You can but you have to go through the lower level API: NtCreateFile can open a directory, and you can pass in a RootDirectory handle to following calls to make them handle-relative.

You can open directories using high level win32 APIs. What you need NtCreateFile for is opening files relative to an open directory.
The nix crate provides the safe wrappers. https://docs.rs/nix/latest/nix/fcntl/fn.openat2.html
The correct comparison is to rustix, not libc, and rustix is not first-party. And even then the rustix API does not encapsulate the operations into structs the same way std::fs and std::io do.
The correct comparison to someone asking for first-party access to a C syscall is to the first-party crate that provides direct bindings to C syscalls. If you're willing to go further afield to third-party crates, you might as well skip rustix's "POSIX-ish" APIs (to quote their documentation) and go directly to the openat crate, which provides a Rust-style API.
If I have to use unsafe just to open a file, I might as well use C. While Rustix is a happy middle that is usually enough and more popular than the open at crate, libc is in the same family as the "*-sys" crate and, generally speaking, it is not intended for direct use outside other FFI crates.
I agree it’d be nice if there were a safe stdlib openat API, but

> If I have to use unsafe just to open a file, I might as well use C.

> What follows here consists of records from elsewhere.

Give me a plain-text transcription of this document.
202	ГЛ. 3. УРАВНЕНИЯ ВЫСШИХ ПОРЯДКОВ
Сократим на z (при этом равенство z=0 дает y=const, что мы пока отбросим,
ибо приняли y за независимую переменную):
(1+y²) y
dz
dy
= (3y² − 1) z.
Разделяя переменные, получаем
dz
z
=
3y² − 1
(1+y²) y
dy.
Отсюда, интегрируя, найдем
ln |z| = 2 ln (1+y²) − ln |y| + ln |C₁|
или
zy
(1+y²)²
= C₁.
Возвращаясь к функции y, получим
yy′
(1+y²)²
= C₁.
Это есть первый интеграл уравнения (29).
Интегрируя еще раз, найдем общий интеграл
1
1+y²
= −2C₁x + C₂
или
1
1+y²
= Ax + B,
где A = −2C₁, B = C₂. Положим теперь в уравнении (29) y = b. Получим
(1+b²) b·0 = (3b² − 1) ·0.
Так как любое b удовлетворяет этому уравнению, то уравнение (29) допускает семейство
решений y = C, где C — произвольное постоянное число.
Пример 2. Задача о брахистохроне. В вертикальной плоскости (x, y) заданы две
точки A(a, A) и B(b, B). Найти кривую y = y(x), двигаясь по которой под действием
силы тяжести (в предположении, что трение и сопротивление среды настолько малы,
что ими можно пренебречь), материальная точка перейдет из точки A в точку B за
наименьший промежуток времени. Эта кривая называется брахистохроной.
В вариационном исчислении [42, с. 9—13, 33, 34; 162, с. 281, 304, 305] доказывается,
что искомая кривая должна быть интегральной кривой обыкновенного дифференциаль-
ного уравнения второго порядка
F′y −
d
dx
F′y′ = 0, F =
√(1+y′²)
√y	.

is a ridiculous exaggeration.

> For example, Unix's `rename` syscall takes two paths as arguments; you can't rename a file by handle

And then there’s renameat(2) which takes two dirfd… and two paths from there, which mostly has all the same issues rename(2) does (and does not even take flags so even O_NOFOLLOW is not available).

I’m not sure what you’d need to make a safe renameat(), maybe a triplet of (dirfd, filefd, name[1]) from the source, (dirfd, name) from the target, and some sort of flag to indicate whether it is allowed to create, overwrite, or both.

As the recent https://blog.sebastianwick.net/posts/how-hard-is-it-to-open-... talks about (just for file but it applies to everything) secure file system interaction is absolutely heinous.

[1]: not path

How about fd of the file you wanna rename, dirfd of the directory you want to open it in, and name of the new file? You could then represent a "rename within the same directory" as: dfd = opendir(...); fd = openat(dfd, "a"); rename2(fd, dfd, "b");

I can't think of a case this API doesn't cover, but maybe there is one.

The file may have been renamed or deleted since the fd was opened, and it might have been legitimate and on purpose, but there’s no way to tell what trying to resolve the fd back to a path will give you.

And you need to do that because nothing precludes having multiple entries to the same inode in the same directory, so you need to know specifically what the source direntry is, and a direntry is just a name in the directory file.